Юродивые никуда не делись. Павел Сведомский. Юродивый. Кировоградский областной художественный музей |
Проза Ольги Постниковой, прекрасного поэта, вовсе не сентиментальна, напротив, в ней есть какая-то упрямая, аскетическая «жесткость», но внутри небольшого повествования часто создается такой накал чувств, что слезы, кажется, единственный выход для эмоционально захваченного читателя.
В какой-то момент я подумала, что современные герои Постниковой, попавшие в мясорубку доперестроечной, перестроечной и постперестроечной России (а все одинаково – мясорубка), относятся к той вечной, «архетипической» категории, которую Гюстав Флобер обозначил словосочетанием «простая душа». Не знаю, как во Франции, но в России – это какой-то необыкновенно важный, идущий из народных глубин и сейчас уже почти раритетный типаж. В этих «простых душах», особенно в женщинах, сохранилось много детской наивности, искренности, невероятной жажды «любви до гроба» и какой-то поведенческой странности, которая воспринимается окружающими как идиотизм или даже юродство. Вот выскочило правильное древнерусское слово – «юродство». В ряде рассказов герои, словно персонажи древнерусского жития, проходят путь от обыкновенных людей, грешных и слабых, – положим, разгульного и неверного мужа («Тристан и Изольда») или обыкновенной «тетки», собравшейся на старости лет выйти замуж за соседа-пенсионера («Раковинка»), – до почти святых, блаженных, юродивых (как их называли на Руси).
Герой первого рассказа, молодой технарь, первоначально «блудный муж», чтобы добыть денег на лекарства умирающей жене, готов просить милостыню по вагонам электрички. А героиня «Раковинки», еще в юности расставшаяся с мужем, вместо того чтобы благополучно «устроить свою судьбу», каждый день подстерегает его, впавшего в глубокую депрессию, у ворот монастыря, где он работает инженером, чтобы бесконечно просить у него прощения. Причем он ее даже не узнает или делает вид, что не узнает. Героиня берет на себя всю вину за погибшую любовь, хотя, конечно же, виновата не только она. Дурочка, блаженная!
Интересно, что в тех двух рассказах, где нескладная, «юродивая» судьба героинь–«простых душ», вдруг выруливает на «правильные рельсы»: одна переезжает в Израиль и перестает писать стихи («Сафо, Сафо»), а другая, вместо грязной, опасной для здоровья и почти мужской работы по реконструкции старинного здания, обретает наконец семью и детей («Каменные тетки») – эта перемена в обоих случаях воспринимается как некое падение в «обыденность», утрата невероятных прежних чудес. Недаром о произошедшей «перемене участи» говорится в двух словах. Она не интересна. А что же чудесного в той, тяжелой, безденежной, «юродивой» жизни, которую ведут неприкаянные герои?

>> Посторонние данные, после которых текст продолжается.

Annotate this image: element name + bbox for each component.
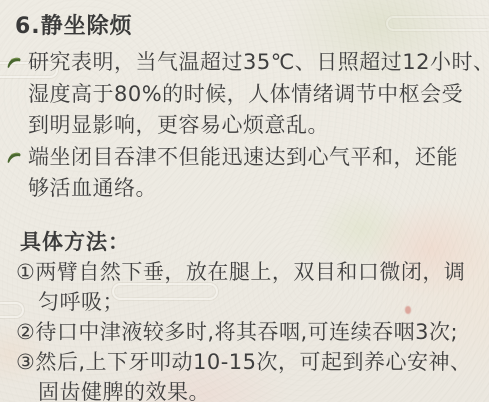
slide-page: 6.静坐除烦 研究表明，当气温超过35℃、日照超过12小时、 湿度高于80%的时… bbox=[0, 0, 489, 402]
leaf-swoosh-bullet-icon bbox=[5, 142, 28, 205]
text-line: 端坐闭目吞津不但能迅速达到心气平和，还能 bbox=[28, 142, 458, 174]
section-heading: 具体方法： bbox=[20, 227, 483, 257]
bullet-item: 研究表明，当气温超过35℃、日照超过12小时、 湿度高于80%的时候，人体情绪调… bbox=[5, 47, 483, 142]
step-item: ③然后,上下牙叩动10-15次，可起到养心安神、 固齿健脾的效果。 bbox=[16, 347, 483, 402]
text-line: 固齿健脾的效果。 bbox=[38, 377, 483, 402]
bullet-item: 端坐闭目吞津不但能迅速达到心气平和，还能 够活血通络。 bbox=[5, 142, 483, 205]
leaf-swoosh-bullet-icon bbox=[5, 47, 28, 142]
text-line: ③然后,上下牙叩动10-15次，可起到养心安神、 bbox=[16, 347, 483, 377]
steps-list: ①两臂自然下垂，放在腿上，双目和口微闭，调 匀呼吸； ②待口中津液较多时,将其吞… bbox=[16, 257, 483, 402]
bullet-text: 研究表明，当气温超过35℃、日照超过12小时、 湿度高于80%的时候，人体情绪调… bbox=[28, 47, 489, 142]
step-item: ①两臂自然下垂，放在腿上，双目和口微闭，调 匀呼吸； bbox=[16, 257, 483, 317]
text-line: ①两臂自然下垂，放在腿上，双目和口微闭，调 bbox=[16, 257, 483, 287]
text-line: 到明显影响，更容易心烦意乱。 bbox=[28, 110, 489, 142]
step-item: ②待口中津液较多时,将其吞咽,可连续吞咽3次; bbox=[16, 317, 483, 347]
text-line: ②待口中津液较多时,将其吞咽,可连续吞咽3次; bbox=[16, 317, 483, 347]
slide-content: 6.静坐除烦 研究表明，当气温超过35℃、日照超过12小时、 湿度高于80%的时… bbox=[0, 0, 489, 402]
text-line: 湿度高于80%的时候，人体情绪调节中枢会受 bbox=[28, 79, 489, 111]
text-line: 研究表明，当气温超过35℃、日照超过12小时、 bbox=[28, 47, 489, 79]
page-title: 6.静坐除烦 bbox=[15, 14, 483, 40]
bullet-list: 研究表明，当气温超过35℃、日照超过12小时、 湿度高于80%的时候，人体情绪调… bbox=[15, 47, 483, 205]
text-line: 够活血通络。 bbox=[28, 173, 458, 205]
text-line: 匀呼吸； bbox=[38, 287, 483, 317]
bullet-text: 端坐闭目吞津不但能迅速达到心气平和，还能 够活血通络。 bbox=[28, 142, 458, 205]
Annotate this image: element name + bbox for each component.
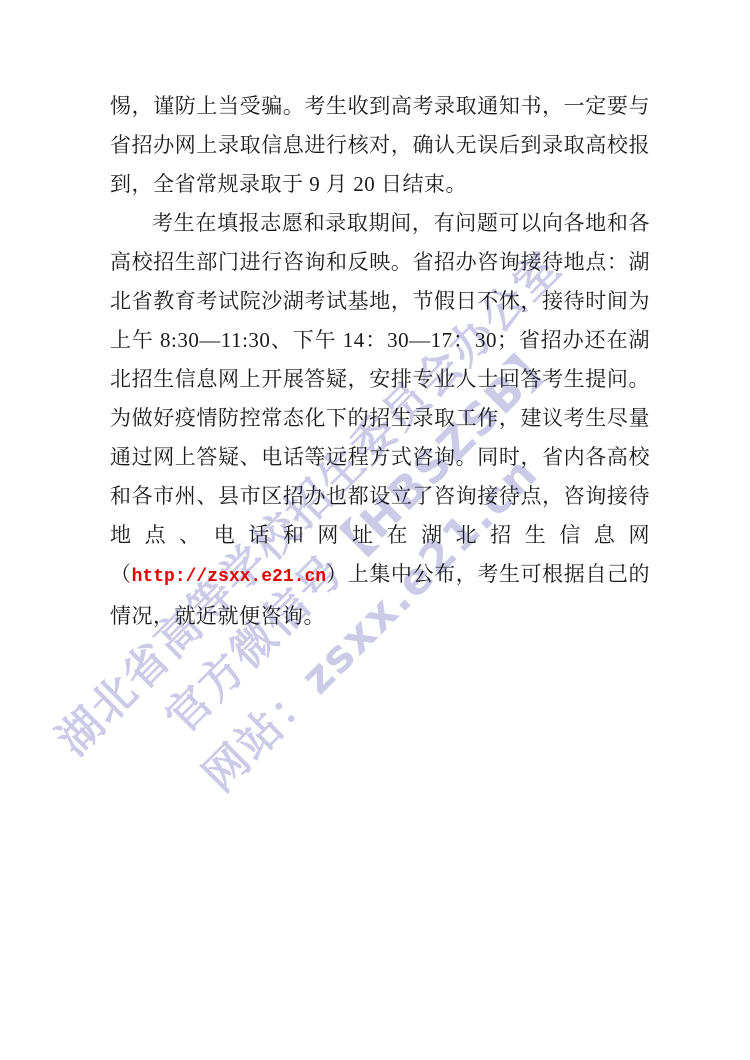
document-page: 湖北省高等学校招生委员会办公室 官方微信号【HBSZSB】 网站：zsxx.e2… (0, 0, 750, 1060)
paragraph-consultation: 考生在填报志愿和录取期间，有问题可以向各地和各高校招生部门进行咨询和反映。省招办… (110, 204, 650, 636)
paragraph-notice: 惕，谨防上当受骗。考生收到高考录取通知书，一定要与省招办网上录取信息进行核对，确… (110, 87, 650, 204)
hubei-zhaosheng-info-url[interactable]: http://zsxx.e21.cn (132, 567, 326, 587)
document-body: 惕，谨防上当受骗。考生收到高考录取通知书，一定要与省招办网上录取信息进行核对，确… (110, 87, 650, 636)
paragraph-consultation-text-before-url: 考生在填报志愿和录取期间，有问题可以向各地和各高校招生部门进行咨询和反映。省招办… (110, 211, 650, 586)
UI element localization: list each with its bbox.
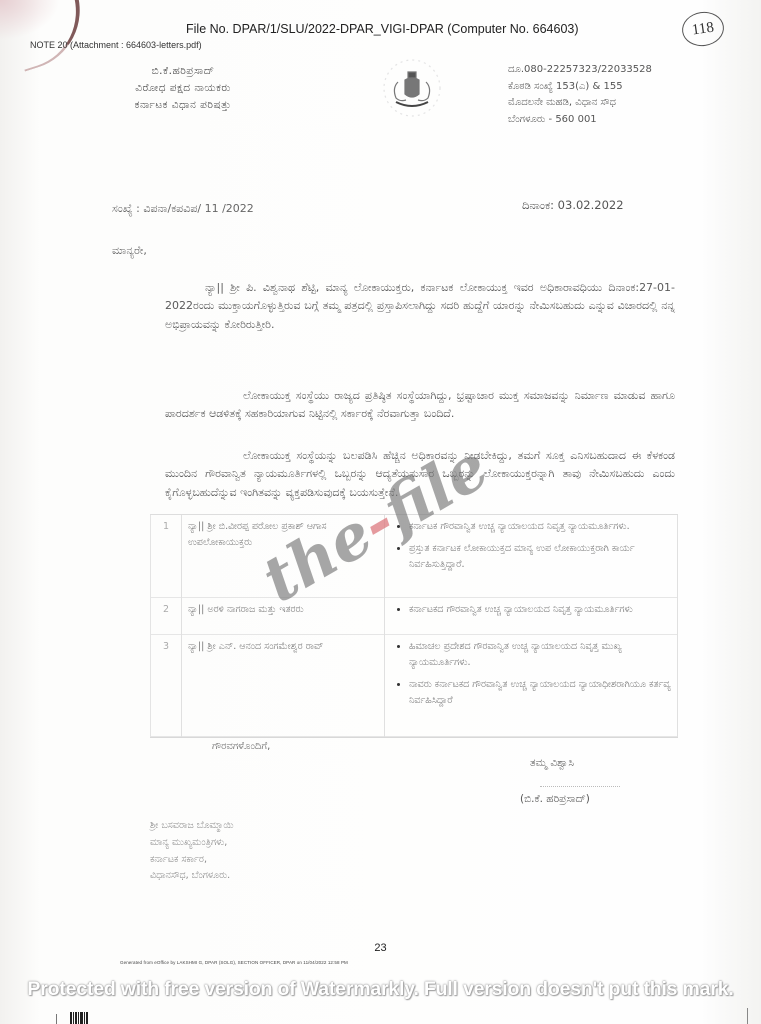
phone-numbers: ದೂ.080-22257323/22033528: [508, 62, 738, 79]
judge-name: ನ್ಯಾ|| ಶ್ರೀ ಬಿ.ವೀರಪ್ಪ ಪರೋಲ ಪ್ರಕಾಶ್ ಆಗಾಸ …: [182, 515, 385, 597]
body-paragraph: ಲೋಕಾಯುಕ್ತ ಸಂಸ್ಥೆಯನ್ನು ಬಲಪಡಿಸಿ ಹೆಚ್ಚಿನ ಅಧ…: [165, 447, 675, 502]
detail-bullet: ಪ್ರಸ್ತುತ ಕರ್ನಾಟಕ ಲೋಕಾಯುಕ್ತದ ಮಾನ್ಯ ಉಪ ಲೋಕ…: [409, 541, 671, 573]
recipient-name: ಶ್ರೀ ಬಸವರಾಜ ಬೊಮ್ಮಾಯಿ: [150, 818, 234, 835]
recipient-address: ಶ್ರೀ ಬಸವರಾಜ ಬೊಮ್ಮಾಯಿ ಮಾನ್ಯ ಮುಖ್ಯಮಂತ್ರಿಗಳ…: [150, 818, 234, 885]
city-pincode: ಬೆಂಗಳೂರು - 560 001: [508, 112, 738, 129]
scan-edge-line: [56, 1014, 57, 1024]
recipient-government: ಕರ್ನಾಟಕ ಸರ್ಕಾರ,: [150, 852, 234, 869]
detail-bullet: ಕರ್ನಾಟಕ ಗೌರವಾನ್ವಿತ ಉಚ್ಚ ನ್ಯಾಯಾಲಯದ ನಿವೃತ್…: [409, 519, 671, 535]
judge-details: ಕರ್ನಾಟಕದ ಗೌರವಾನ್ವಿತ ಉಚ್ಚ ನ್ಯಾಯಾಲಯದ ನಿವೃತ…: [385, 597, 678, 634]
state-emblem-icon: [372, 52, 452, 122]
sender-letterhead: ಬಿ.ಕೆ.ಹರಿಪ್ರಸಾದ್ ವಿರೋಧ ಪಕ್ಷದ ನಾಯಕರು ಕರ್ನ…: [88, 63, 278, 114]
note-attachment-line: NOTE 20 (Attachment : 664603-letters.pdf…: [30, 40, 202, 50]
file-number-header: File No. DPAR/1/SLU/2022-DPAR_VIGI-DPAR …: [186, 22, 579, 36]
closing-line: ಗೌರವಗಳೊಂದಿಗೆ,: [212, 741, 270, 752]
body-paragraph: ಲೋಕಾಯುಕ್ತ ಸಂಸ್ಥೆಯು ರಾಜ್ಯದ ಪ್ರತಿಷ್ಠಿತ ಸಂಸ…: [165, 387, 675, 424]
detail-bullet: ನಾವರು ಕರ್ನಾಟಕದ ಗೌರವಾನ್ವಿತ ಉಚ್ಚ ನ್ಯಾಯಾಲಯದ…: [409, 677, 671, 709]
recommended-judges-table: 1ನ್ಯಾ|| ಶ್ರೀ ಬಿ.ವೀರಪ್ಪ ಪರೋಲ ಪ್ರಕಾಶ್ ಆಗಾಸ…: [150, 514, 678, 738]
sender-designation: ವಿರೋಧ ಪಕ್ಷದ ನಾಯಕರು: [88, 80, 278, 97]
signature: [540, 776, 620, 787]
detail-bullet: ಹಿಮಾಚಲ ಪ್ರದೇಶದ ಗೌರವಾನ್ವಿತ ಉಚ್ಚ ನ್ಯಾಯಾಲಯದ…: [409, 639, 671, 671]
officials-table: 1ನ್ಯಾ|| ಶ್ರೀ ಬಿ.ವೀರಪ್ಪ ಪರೋಲ ಪ್ರಕಾಶ್ ಆಗಾಸ…: [150, 515, 678, 737]
page-number: 23: [0, 942, 761, 954]
sender-name: ಬಿ.ಕೆ.ಹರಿಪ್ರಸಾದ್: [88, 63, 278, 80]
judge-name: ನ್ಯಾ|| ಶ್ರೀ ಎನ್. ಆನಂದ ಸಂಗಮೇಶ್ವರ ರಾವ್: [182, 634, 385, 736]
judge-name: ನ್ಯಾ|| ಅರಳಿ ನಾಗರಾಜ ಮತ್ತು ಇತರರು: [182, 597, 385, 634]
detail-bullet: ಕರ್ನಾಟಕದ ಗೌರವಾನ್ವಿತ ಉಚ್ಚ ನ್ಯಾಯಾಲಯದ ನಿವೃತ…: [409, 602, 671, 618]
sender-organization: ಕರ್ನಾಟಕ ವಿಧಾನ ಪರಿಷತ್ತು: [88, 97, 278, 114]
eoffice-generated-footer: Generated from eOffice by LAKSHMI G, DPA…: [120, 960, 348, 965]
recipient-designation: ಮಾನ್ಯ ಮುಖ್ಯಮಂತ್ರಿಗಳು,: [150, 835, 234, 852]
barcode-icon: [70, 1012, 88, 1024]
watermarkly-footer-notice: Protected with free version of Watermark…: [0, 978, 761, 1001]
serial-number: 2: [151, 597, 182, 634]
table-row: 2ನ್ಯಾ|| ಅರಳಿ ನಾಗರಾಜ ಮತ್ತು ಇತರರುಕರ್ನಾಟಕದ …: [151, 597, 678, 634]
scan-edge-line: [747, 1008, 748, 1024]
signatory-name: (ಬಿ.ಕೆ. ಹರಿಪ್ರಸಾದ್): [520, 793, 590, 806]
body-paragraph: ನ್ಯಾ|| ಶ್ರೀ ಪಿ. ವಿಶ್ವನಾಥ ಶೆಟ್ಟಿ, ಮಾನ್ಯ ಲ…: [165, 279, 675, 334]
sign-off: ತಮ್ಮ ವಿಶ್ವಾಸಿ: [530, 757, 574, 770]
room-number: ಕೊಠಡಿ ಸಂಖ್ಯೆ 153(ಎ) & 155: [508, 79, 738, 96]
letter-date: ದಿನಾಂಕ: 03.02.2022: [522, 198, 624, 213]
judge-details: ಕರ್ನಾಟಕ ಗೌರವಾನ್ವಿತ ಉಚ್ಚ ನ್ಯಾಯಾಲಯದ ನಿವೃತ್…: [385, 515, 678, 597]
judge-details: ಹಿಮಾಚಲ ಪ್ರದೇಶದ ಗೌರವಾನ್ವಿತ ಉಚ್ಚ ನ್ಯಾಯಾಲಯದ…: [385, 634, 678, 736]
floor-building: ಮೊದಲನೇ ಮಹಡಿ, ವಿಧಾನ ಸೌಧ: [508, 95, 738, 112]
serial-number: 1: [151, 515, 182, 597]
table-row: 3ನ್ಯಾ|| ಶ್ರೀ ಎನ್. ಆನಂದ ಸಂಗಮೇಶ್ವರ ರಾವ್ಹಿಮ…: [151, 634, 678, 736]
recipient-location: ವಿಧಾನಸೌಧ, ಬೆಂಗಳೂರು.: [150, 868, 234, 885]
office-contact-details: ದೂ.080-22257323/22033528 ಕೊಠಡಿ ಸಂಖ್ಯೆ 15…: [508, 62, 738, 128]
reference-number: ಸಂಖ್ಯೆ : ವಿಪನಾ/ಕಪವಿಪ/ 11 /2022: [112, 202, 254, 216]
table-row: 1ನ್ಯಾ|| ಶ್ರೀ ಬಿ.ವೀರಪ್ಪ ಪರೋಲ ಪ್ರಕಾಶ್ ಆಗಾಸ…: [151, 515, 678, 597]
salutation: ಮಾನ್ಯರೇ,: [112, 244, 147, 258]
scanned-page-background: [0, 0, 761, 1024]
serial-number: 3: [151, 634, 182, 736]
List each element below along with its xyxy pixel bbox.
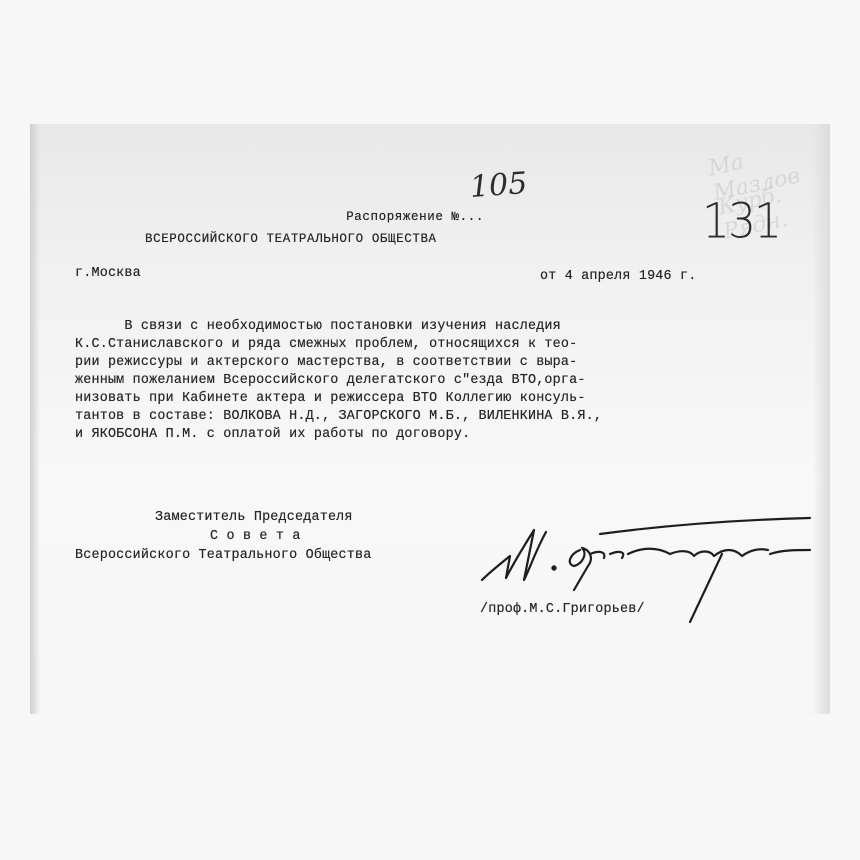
body-line: тантов в составе: ВОЛКОВА Н.Д., ЗАГОРСКО…: [75, 409, 602, 424]
body-line: рии режиссуры и актерского мастерства, в…: [75, 355, 577, 370]
body-line: низовать при Кабинете актера и режиссера…: [75, 391, 586, 406]
handwritten-document-number: 105: [469, 166, 529, 205]
body-line: К.С.Станиславского и ряда смежных пробле…: [75, 337, 577, 352]
document-date: от 4 апреля 1946 г.: [540, 269, 696, 284]
signatory-position-line1: Заместитель Председателя: [155, 510, 353, 525]
number-dots: ...: [460, 210, 484, 224]
signatory-position-line2: С о в е т а: [210, 529, 301, 544]
body-line: и ЯКОБСОНА П.М. с оплатой их работы по д…: [75, 427, 470, 442]
organization-heading: ВСЕРОССИЙСКОГО ТЕАТРАЛЬНОГО ОБЩЕСТВА: [145, 232, 437, 246]
document-title: Распоряжение №...: [330, 196, 484, 224]
signatory-name: /проф.М.С.Григорьев/: [480, 602, 645, 617]
signatory-position-line3: Всероссийского Театрального Общества: [75, 548, 372, 563]
body-line: женным пожеланием Всероссийского делегат…: [75, 373, 586, 388]
body-line: В связи с необходимостью постановки изуч…: [75, 319, 561, 334]
handwritten-archive-number: 131: [702, 193, 780, 249]
city: г.Москва: [75, 266, 141, 281]
title-text: Распоряжение №: [346, 210, 459, 224]
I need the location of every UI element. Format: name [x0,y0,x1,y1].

Прежде всего это, конечно, чудеса любви. Той самой библейской любви, которая сдвигает горы. О ней написана первая повесть «Роман на два голоса», как бы задающая некий «предельный» тон всем прочим рассказам, где в основе все те же чудеса. Замечу, что сильно звучащая в прозе автора суровая и аскетическая, «житийная» нота, о которой я уже упоминала, в трактовке любви обретает какие-то «еретические» для древнерусской традиции, безумные и «вакхические», чувственные обертоны. Любовь для автора не знает деления на тело и душу, она едина и безгранична. Поэтому даже духи в ореоле любви обретают телесность.
Ольга Постникова. Роман на два голоса: Рассказы. – М.: Ridero, 2018. – 218 с. |
Такие же чудеса встречаются на пути простого солдата Степана, который когда-то во время войны встретил в польском местечке свою единственную любовь – польскую панну. Замечу, что и Пушкин, и Гоголь оставили нам свидетельства их абсолютной неотразимости. Много лет спустя у него родилась дочь, как две капли воды на нее похожая («даже шрамик такой же над глазом»). Как такое может быть? Вот-вот. Опять они – чудеса любви, пронизывающие яркими и испепеляющими сполохами эту грустную, в общем-то, книгу. Книгу, где автор продолжает какую-то почти утраченную ныне российским искусством традицию, идущую из древности. Нет, нет, речь не об официальных религиозных обрядах. Речь о какой-то особой, «высокой» духовной настроенности на вещи, которые почти уже «вышли из употребления». Но автор упрям и по-прежнему ценит безграничную супружескую любовь, жертвенное служение ближним, желание в немыслимых условиях реализовать свой талант. И все это обогащается современным колким юмором и даже некоторым смысловым и лексическим «хулиганством».